The commander of the presenting forces subsequently requested presidential authorization to begin the march-past. The service academies of the Army, Navy, Air Force and Carabineros opened the military portion of the ceremony.

A total of 8,464 personnel participated in the parade.

===Naval and Air Force contingents===
The Chilean Navy participated with 1,399 personnel, including 101 women. Its contingent included personnel from the Arturo Prat Naval Academy, Naval Polytechnic Academy, Amphibious Expeditionary Brigade and Naval Reserve.

Naval formations included cadets, sailors and marines, followed by reserve personnel representing the institution's civilian–military reserve component.

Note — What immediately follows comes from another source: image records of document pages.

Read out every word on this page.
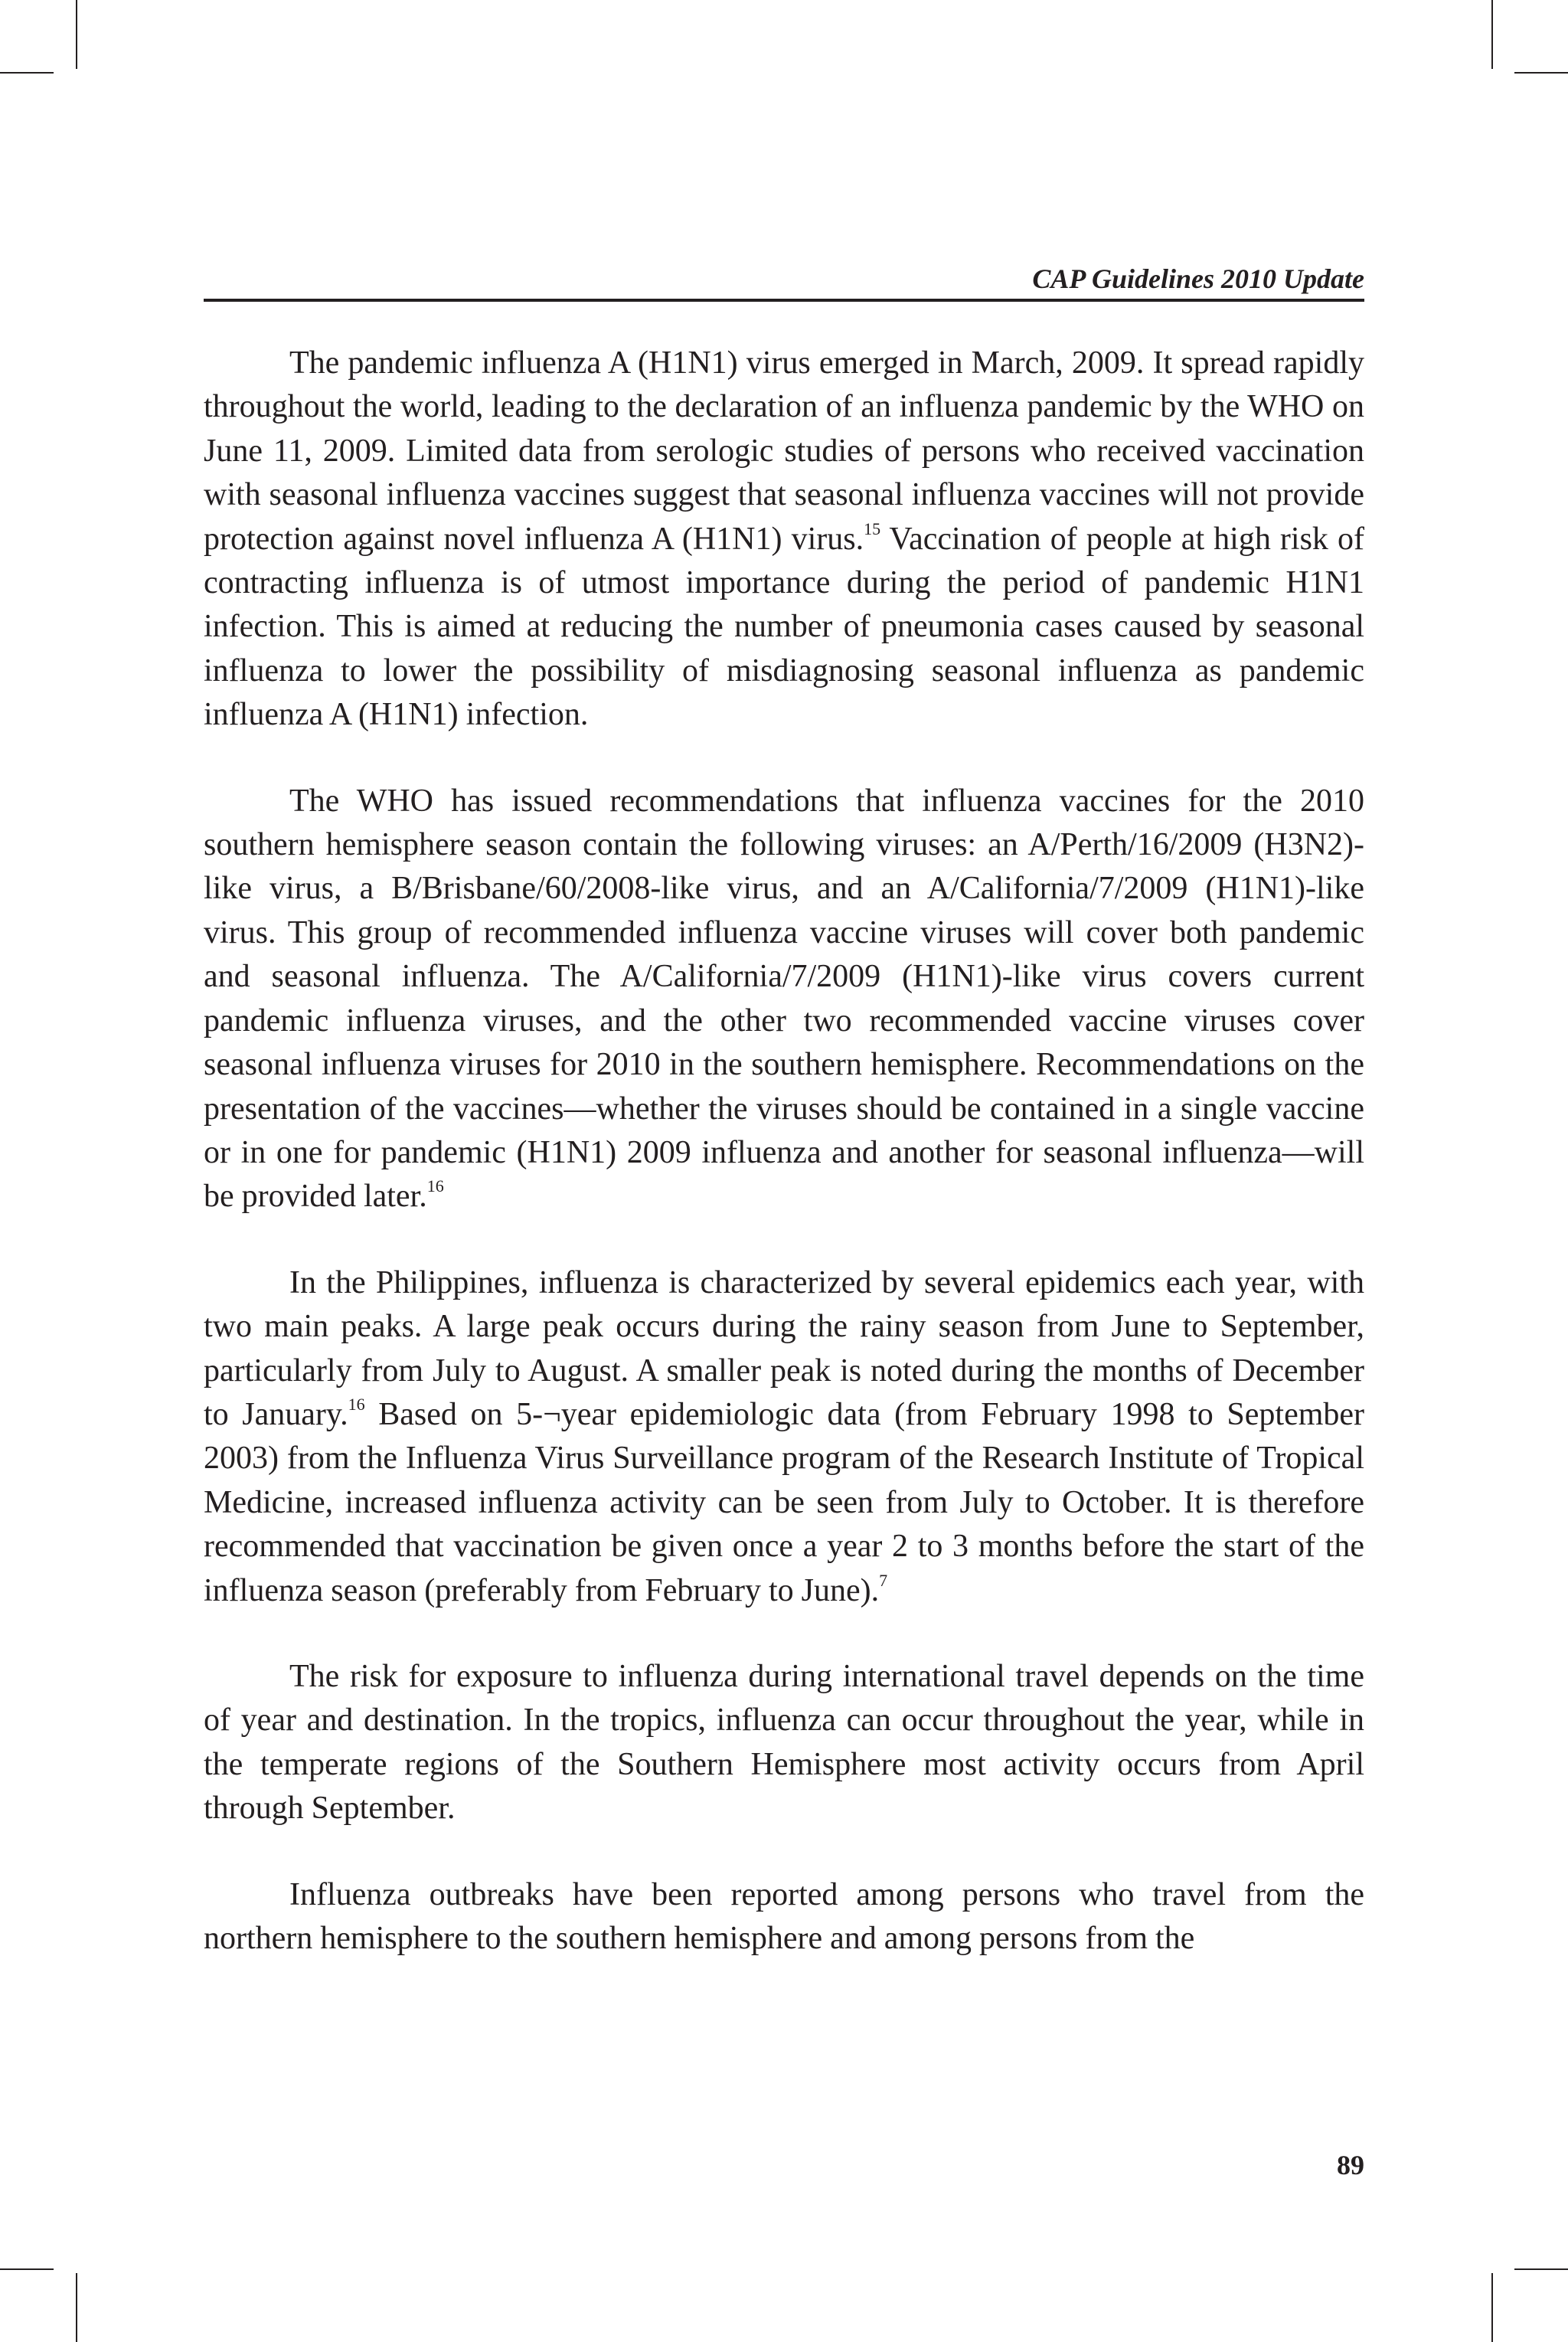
CAP Guidelines 2010 Update

The pandemic influenza A (H1N1) virus emerged in March, 2009. It spread rapidly throughout the world, leading to the declaration of an influenza pandemic by the WHO on June 11, 2009. Limited data from serologic studies of persons who received vaccination with seasonal influenza vaccines suggest that seasonal influenza vaccines will not provide protection against novel influenza A (H1N1) virus.$^{15}$ Vaccination of people at high risk of contracting influenza is of utmost importance during the period of pandemic H1N1 infection. This is aimed at reducing the number of pneumonia cases caused by seasonal influenza to lower the possibility of misdiagnosing seasonal influenza as pandemic influenza A (H1N1) infection.

The WHO has issued recommendations that influenza vaccines for the 2010 southern hemisphere season contain the following viruses: an A/Perth/16/2009 (H3N2)-like virus, a B/Brisbane/60/2008-like virus, and an A/California/7/2009 (H1N1)-like virus. This group of recommended influenza vaccine viruses will cover both pandemic and seasonal influenza. The A/California/7/2009 (H1N1)-like virus covers current pandemic influenza viruses, and the other two recommended vaccine viruses cover seasonal influenza viruses for 2010 in the southern hemisphere. Recommendations on the presentation of the vaccines—whether the viruses should be contained in a single vaccine or in one for pandemic (H1N1) 2009 influenza and another for seasonal influenza—will be provided later.$^{16}$

In the Philippines, influenza is characterized by several epidemics each year, with two main peaks. A large peak occurs during the rainy season from June to September, particularly from July to August. A smaller peak is noted during the months of December to January.$^{16}$ Based on 5-¬year epidemiologic data (from February 1998 to September 2003) from the Influenza Virus Surveillance program of the Research Institute of Tropical Medicine, increased influenza activity can be seen from July to October. It is therefore recommended that vaccination be given once a year 2 to 3 months before the start of the influenza season (preferably from February to June).$^7$

The risk for exposure to influenza during international travel depends on the time of year and destination. In the tropics, influenza can occur throughout the year, while in the temperate regions of the Southern Hemisphere most activity occurs from April through September.

Influenza outbreaks have been reported among persons who travel from the northern hemisphere to the southern hemisphere and among persons from the

89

The Chilean Air Force participated with its aviation and ground formations. Its contingent comprised 1,464 personnel and 78 aircraft. The aerial component included ENAER T-35 Pillán training aircraft, A-29 Super Tucano aircraft, F-16 fighters, reconnaissance and support aircraft, Lockheed C-130 Hercules transports and helicopters.

The flypast formed one of the principal elements of the ceremony, with 32 F-16 fighters attracting particular attention during the aerial presentation.

===Army and Carabineros contingents===
The Army provided the largest component of the parade, with 4,239 personnel. Its presentation included cadets, non-commissioned officers, infantry formations and motorized and armoured units.

Historical and traditional formations also formed part of the Army presentation, alongside the institution's regular units.

The motorized component included armoured and mechanized vehicles, with Mowag armoured vehicles among the equipment highlighted during the parade.

Carabineros participated with 1,362 personnel from its training establishments and operational formations.

Women participated throughout the different institutional formations. Contemporary reports recorded a total of 655 female personnel among the participating armed forces and Carabineros contingents.

==Foreign guests==
Foreign military representatives attended the ceremony as guests of the Chilean Armed Forces. Among them were senior military officers from Canada, Ecuador, Spain and the United States.

The ceremony lasted approximately two and a half hours and concluded after the passage of the participating military formations.